The thread continues:

Thanks so much for posting my response.  It’s one of the many things I truly appreciate about your site, the airing of both sides. You posted an update from another reader immediately Fourpetal_St._Johns-wort_(Hypericum_tetrapetalum)_(8460154764)after mine:

True, some herbs have medicinal properties, but unless one has run a double-blind test, then you truly don’t know if the herbs do anything beyond the placebo effect. The US government has spent over a billion dollars trying to prove non-Western medical claims, and guess what? The herbs and other items very rarely do anything positive, occasionally show mild effects, and often have undocumented side effects.

I have to take issue with this comment as well.  I happen to work in the dietary supplement industry, specifically selling botanical extracts in raw material form to dietary supplement manufacturers and contract manufacturers.  I’ve worked for some of the largest German Botanical Extract companies that are at the forefront of research for botanical medicines.

I’m all for running double-blind tests, but the design of the study is incredibly important.  I’ll give you an example: St. John’s Wort.

You may recall in the late 1990′s that St. John’s Wort was discussed as an exciting way to treat depression and anxiety.  Historically it’s been used to treat various nerve conditions and disorders, as well as mild to moderate depression.  There was a huge explosion of sales of St. John’s Wort after Barbara Walters did a 20/20 special on the herbal extract that aired in early July of 1997.

Naturally the NIH decided to do it’s own double-blind placebo controlled study, but they decided in spite of little evidence, to research St. John’s Wort for treatment of moderate to severe depression.  However, most materia medica’s and botanical monographs for St. John’s Wort suggest it for mild to moderate depression.  So the study moved forward, and guess what? The results showed that it gave little to no effect for treating severe depression.  This was no shock to those of us in the industry but the general public and media response to the news was that yet another herbal medicine was proven to be ineffective.

Another great example is to think of the deaths we have in the U.S. each year by those who forage for wild mushrooms.  You inevitably hear about someone who picked and ate the wrong species and dies from liver toxicity.  In Germany they use an IV treatment of milk thistle extract, which is kept stocked in hospitals, and their outcomes are much better.  There have been a few instances of doctors in the U.S. using the IV therapy with promising results and there have been discussions with the FDA to approve the use of this therapy.

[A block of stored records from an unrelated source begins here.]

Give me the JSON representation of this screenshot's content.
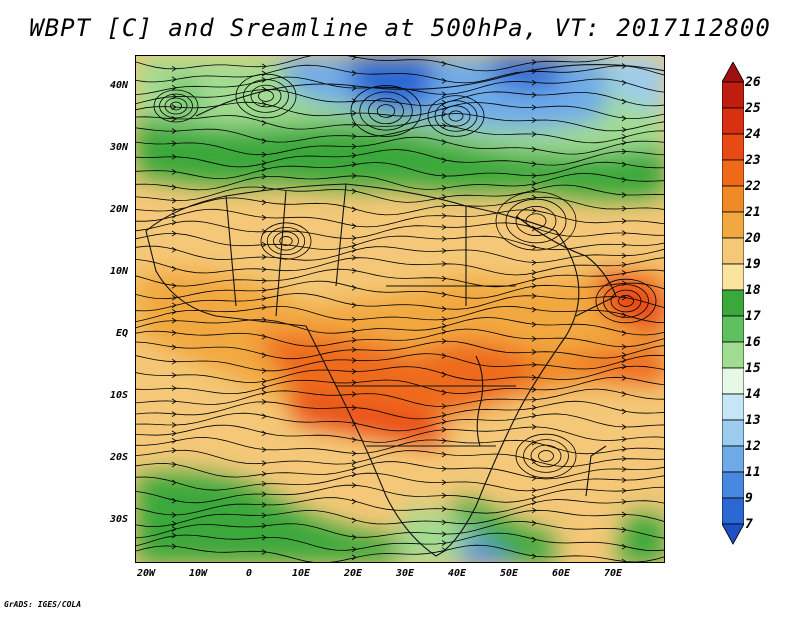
{
  "title": "WBPT [C] and Sreamline at 500hPa, VT: 2017112800",
  "map": {
    "lat_labels": [
      "40N",
      "30N",
      "20N",
      "10N",
      "EQ",
      "10S",
      "20S",
      "30S"
    ],
    "lon_labels": [
      "20W",
      "10W",
      "0",
      "10E",
      "20E",
      "30E",
      "40E",
      "50E",
      "60E",
      "70E"
    ],
    "variable": "WBPT",
    "units": "C",
    "level": "500hPa",
    "overlay": "streamlines",
    "basemap": "country boundaries"
  },
  "colorbar": {
    "labels": [
      "26",
      "25",
      "24",
      "23",
      "22",
      "21",
      "20",
      "19",
      "18",
      "17",
      "16",
      "15",
      "14",
      "13",
      "12",
      "11",
      "9",
      "7"
    ],
    "colors": [
      "#a01010",
      "#c01c10",
      "#d83010",
      "#e84a14",
      "#ee6a1a",
      "#f08a26",
      "#f2a840",
      "#f4c878",
      "#fae4a0",
      "#3aa83a",
      "#5ec05e",
      "#a2dc92",
      "#e6f8e6",
      "#c6e6f8",
      "#9cccf0",
      "#6eaae8",
      "#4888e0",
      "#2c68d4",
      "#1c50c4"
    ]
  },
  "footer": "GrADS: IGES/COLA"
}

I’d be much more inclined to listen to studies on botanicals that come out of Europe because they actually use botanical medicine in their medical system much more than we do in the U.S., and their herbal therapies are often treated as drugs requiring a prescription.  They also integrate herbal therapy into their medical schools so medical doctors know how to properly use them and treat their patients.

Here’s the thing.  Botanical/herbal medicines are a great when used preventatively, or as a first line of defense against common illnesses and ailments, if you know how to use them properly and use them at the required dose.  If they don’t do the trick, you bring out the big guns, prescription medicines and more invasive surgical interventions.  I’m starting to sound like a broken record, but to take the either/or approach is to ignore centuries of successful historical use for botanical/herbal therapies.